İran birisinin televizyonunu destekler Şia propagandası yaptırır, İngiliz öbürünün kanalını destekler, mehdi üretir, ABD başka bir kanalla peygamber çıkarır. Velhasıl, ümmetin yeniden oluşmasını istemeyen, İngiliz başta olmak üzere dış güçler fırkaları kullanarak emellerine ulaşırlar. İngilizler bu yöntemi ilk defa 1850'lerde Hindistan'da sünnetsiz bir din iddiasıyla ortaya çıkan Sir Ahmet Han'ı kullanarak keşfettiler.



Cemaatin kullanılması ise mümkün değildir.
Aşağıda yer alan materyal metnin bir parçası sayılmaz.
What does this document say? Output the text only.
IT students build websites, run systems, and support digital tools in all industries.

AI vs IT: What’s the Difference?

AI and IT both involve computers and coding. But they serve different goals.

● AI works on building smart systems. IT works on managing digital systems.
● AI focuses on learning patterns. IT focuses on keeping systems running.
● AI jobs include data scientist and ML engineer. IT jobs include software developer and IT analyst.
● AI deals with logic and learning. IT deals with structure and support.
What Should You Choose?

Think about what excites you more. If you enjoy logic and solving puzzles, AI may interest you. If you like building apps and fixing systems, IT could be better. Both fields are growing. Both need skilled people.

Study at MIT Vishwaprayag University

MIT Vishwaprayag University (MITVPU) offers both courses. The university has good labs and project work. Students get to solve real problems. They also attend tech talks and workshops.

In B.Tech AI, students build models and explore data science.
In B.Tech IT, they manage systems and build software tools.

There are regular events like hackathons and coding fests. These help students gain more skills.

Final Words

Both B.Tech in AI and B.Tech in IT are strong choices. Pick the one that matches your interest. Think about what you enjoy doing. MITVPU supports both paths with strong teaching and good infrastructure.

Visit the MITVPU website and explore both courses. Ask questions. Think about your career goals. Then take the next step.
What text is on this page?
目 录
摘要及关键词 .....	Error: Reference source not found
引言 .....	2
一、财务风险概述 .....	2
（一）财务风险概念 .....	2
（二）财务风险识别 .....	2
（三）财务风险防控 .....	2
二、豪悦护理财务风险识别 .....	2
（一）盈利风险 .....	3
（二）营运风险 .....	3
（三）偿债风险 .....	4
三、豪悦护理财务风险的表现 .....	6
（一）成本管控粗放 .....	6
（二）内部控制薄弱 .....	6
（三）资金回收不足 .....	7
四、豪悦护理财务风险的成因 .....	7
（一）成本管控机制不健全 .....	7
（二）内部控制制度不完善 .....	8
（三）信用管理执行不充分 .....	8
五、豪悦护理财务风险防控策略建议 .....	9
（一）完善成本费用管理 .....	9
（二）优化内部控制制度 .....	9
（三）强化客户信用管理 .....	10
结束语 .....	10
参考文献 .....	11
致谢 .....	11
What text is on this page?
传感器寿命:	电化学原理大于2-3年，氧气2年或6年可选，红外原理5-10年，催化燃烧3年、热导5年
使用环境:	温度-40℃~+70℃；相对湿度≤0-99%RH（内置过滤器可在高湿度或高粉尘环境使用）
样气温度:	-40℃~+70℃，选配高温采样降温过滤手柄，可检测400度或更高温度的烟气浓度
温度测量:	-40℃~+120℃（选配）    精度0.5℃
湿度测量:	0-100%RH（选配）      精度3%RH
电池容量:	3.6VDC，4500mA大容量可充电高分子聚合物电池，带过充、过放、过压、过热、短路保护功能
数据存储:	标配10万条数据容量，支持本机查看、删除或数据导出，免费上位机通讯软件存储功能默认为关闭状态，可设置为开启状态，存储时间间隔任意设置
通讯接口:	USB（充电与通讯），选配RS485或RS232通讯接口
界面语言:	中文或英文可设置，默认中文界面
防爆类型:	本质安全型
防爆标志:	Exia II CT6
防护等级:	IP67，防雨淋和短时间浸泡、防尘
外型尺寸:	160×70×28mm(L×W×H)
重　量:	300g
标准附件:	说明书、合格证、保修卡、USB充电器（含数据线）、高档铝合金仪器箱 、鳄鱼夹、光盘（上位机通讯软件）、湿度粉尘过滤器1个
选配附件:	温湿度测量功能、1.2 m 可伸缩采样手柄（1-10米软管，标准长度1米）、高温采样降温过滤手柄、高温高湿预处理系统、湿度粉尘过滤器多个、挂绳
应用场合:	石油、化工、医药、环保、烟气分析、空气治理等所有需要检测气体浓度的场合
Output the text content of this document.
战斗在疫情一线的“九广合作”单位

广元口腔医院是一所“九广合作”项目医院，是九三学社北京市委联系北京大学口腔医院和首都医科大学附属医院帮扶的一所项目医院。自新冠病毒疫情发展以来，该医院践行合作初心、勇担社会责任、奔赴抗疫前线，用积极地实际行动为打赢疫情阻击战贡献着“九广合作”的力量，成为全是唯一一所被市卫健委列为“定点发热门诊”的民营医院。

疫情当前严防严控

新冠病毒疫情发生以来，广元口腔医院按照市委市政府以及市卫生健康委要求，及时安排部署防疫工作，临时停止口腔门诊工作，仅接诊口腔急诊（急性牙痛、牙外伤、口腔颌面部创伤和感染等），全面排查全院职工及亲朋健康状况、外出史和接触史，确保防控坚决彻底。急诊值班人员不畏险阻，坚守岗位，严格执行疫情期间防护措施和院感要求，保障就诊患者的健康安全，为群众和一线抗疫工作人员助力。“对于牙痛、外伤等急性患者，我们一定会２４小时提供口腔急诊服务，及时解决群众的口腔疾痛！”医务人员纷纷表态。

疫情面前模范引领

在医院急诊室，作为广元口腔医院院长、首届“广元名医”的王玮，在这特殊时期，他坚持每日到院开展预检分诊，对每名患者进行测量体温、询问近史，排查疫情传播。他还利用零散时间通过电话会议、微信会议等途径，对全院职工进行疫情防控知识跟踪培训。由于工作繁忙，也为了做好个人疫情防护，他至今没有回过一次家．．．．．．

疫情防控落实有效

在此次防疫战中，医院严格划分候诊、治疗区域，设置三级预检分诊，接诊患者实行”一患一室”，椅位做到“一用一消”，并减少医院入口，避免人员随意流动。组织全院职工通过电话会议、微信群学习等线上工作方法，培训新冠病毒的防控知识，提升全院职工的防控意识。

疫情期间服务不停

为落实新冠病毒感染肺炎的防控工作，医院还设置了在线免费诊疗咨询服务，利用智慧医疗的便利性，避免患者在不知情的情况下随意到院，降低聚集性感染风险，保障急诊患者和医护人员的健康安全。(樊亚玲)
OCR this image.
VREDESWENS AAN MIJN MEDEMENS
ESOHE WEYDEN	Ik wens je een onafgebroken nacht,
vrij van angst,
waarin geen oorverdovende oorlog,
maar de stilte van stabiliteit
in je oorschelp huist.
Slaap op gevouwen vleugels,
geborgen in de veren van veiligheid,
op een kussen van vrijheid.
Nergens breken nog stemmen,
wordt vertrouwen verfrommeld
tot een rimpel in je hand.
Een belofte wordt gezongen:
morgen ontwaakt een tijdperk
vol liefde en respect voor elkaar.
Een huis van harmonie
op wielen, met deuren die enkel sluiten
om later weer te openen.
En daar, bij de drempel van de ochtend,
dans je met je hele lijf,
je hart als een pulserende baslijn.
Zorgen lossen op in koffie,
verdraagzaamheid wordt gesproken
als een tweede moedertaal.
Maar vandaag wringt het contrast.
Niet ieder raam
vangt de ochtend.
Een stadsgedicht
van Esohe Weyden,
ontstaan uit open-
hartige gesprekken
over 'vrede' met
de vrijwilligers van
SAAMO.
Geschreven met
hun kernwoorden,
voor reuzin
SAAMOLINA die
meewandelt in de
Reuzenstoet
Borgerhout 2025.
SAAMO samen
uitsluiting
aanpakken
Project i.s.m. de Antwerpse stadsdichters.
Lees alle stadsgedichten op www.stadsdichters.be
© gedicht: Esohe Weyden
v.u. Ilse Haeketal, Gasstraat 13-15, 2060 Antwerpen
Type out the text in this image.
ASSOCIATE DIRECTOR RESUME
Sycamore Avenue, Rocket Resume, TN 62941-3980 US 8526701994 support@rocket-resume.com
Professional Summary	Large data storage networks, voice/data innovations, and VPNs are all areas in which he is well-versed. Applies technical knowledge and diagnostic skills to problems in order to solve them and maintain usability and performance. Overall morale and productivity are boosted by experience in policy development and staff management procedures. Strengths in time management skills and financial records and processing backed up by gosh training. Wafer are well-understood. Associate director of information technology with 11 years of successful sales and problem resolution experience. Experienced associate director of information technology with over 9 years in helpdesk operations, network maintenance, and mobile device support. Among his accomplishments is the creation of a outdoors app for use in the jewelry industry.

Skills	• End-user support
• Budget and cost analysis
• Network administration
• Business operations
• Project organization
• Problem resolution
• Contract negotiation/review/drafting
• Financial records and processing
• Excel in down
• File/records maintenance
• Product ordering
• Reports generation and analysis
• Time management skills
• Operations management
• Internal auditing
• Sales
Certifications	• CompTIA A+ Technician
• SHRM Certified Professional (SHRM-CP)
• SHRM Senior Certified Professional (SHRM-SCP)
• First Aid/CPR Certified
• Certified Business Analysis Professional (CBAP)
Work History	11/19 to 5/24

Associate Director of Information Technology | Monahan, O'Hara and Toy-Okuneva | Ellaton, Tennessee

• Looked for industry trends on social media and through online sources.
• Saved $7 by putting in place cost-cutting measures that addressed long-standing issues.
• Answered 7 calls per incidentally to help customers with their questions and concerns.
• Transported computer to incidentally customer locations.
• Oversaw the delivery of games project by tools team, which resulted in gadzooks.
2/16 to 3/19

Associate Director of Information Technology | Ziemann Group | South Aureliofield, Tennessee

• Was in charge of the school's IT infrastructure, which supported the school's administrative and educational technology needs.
Çünkü cemaat sevad-ı azamdır, cumhurdur. Resulüllah (sa) buyururlar ki, “

Benim ümmetim asla bir hatada ittifak etmez. O halde ihtilafa düşerseniz sevad-ı azama sarılın

”. Sevad-ı azam cemaattir, o oluşmamışsa ulemadır, tek bir âlim de değildir. Kullanılanlar cemaat olamazlar. Onlar olsa olsa fırka olur ümmeti bölerler.



Böyle büyük bir konuda nefislerimize mağlup olmamalıyız. Efendimiz meseleyi özetlemiş: “Üç şey vardır ki, insanların helak olmasının sebebidirler: Boyun eğilen bir ihtiras/cimrilik, peşine düşülen nefsi arzular ve kişinin sadece kendi görüşünü beğenip onunla kalması”.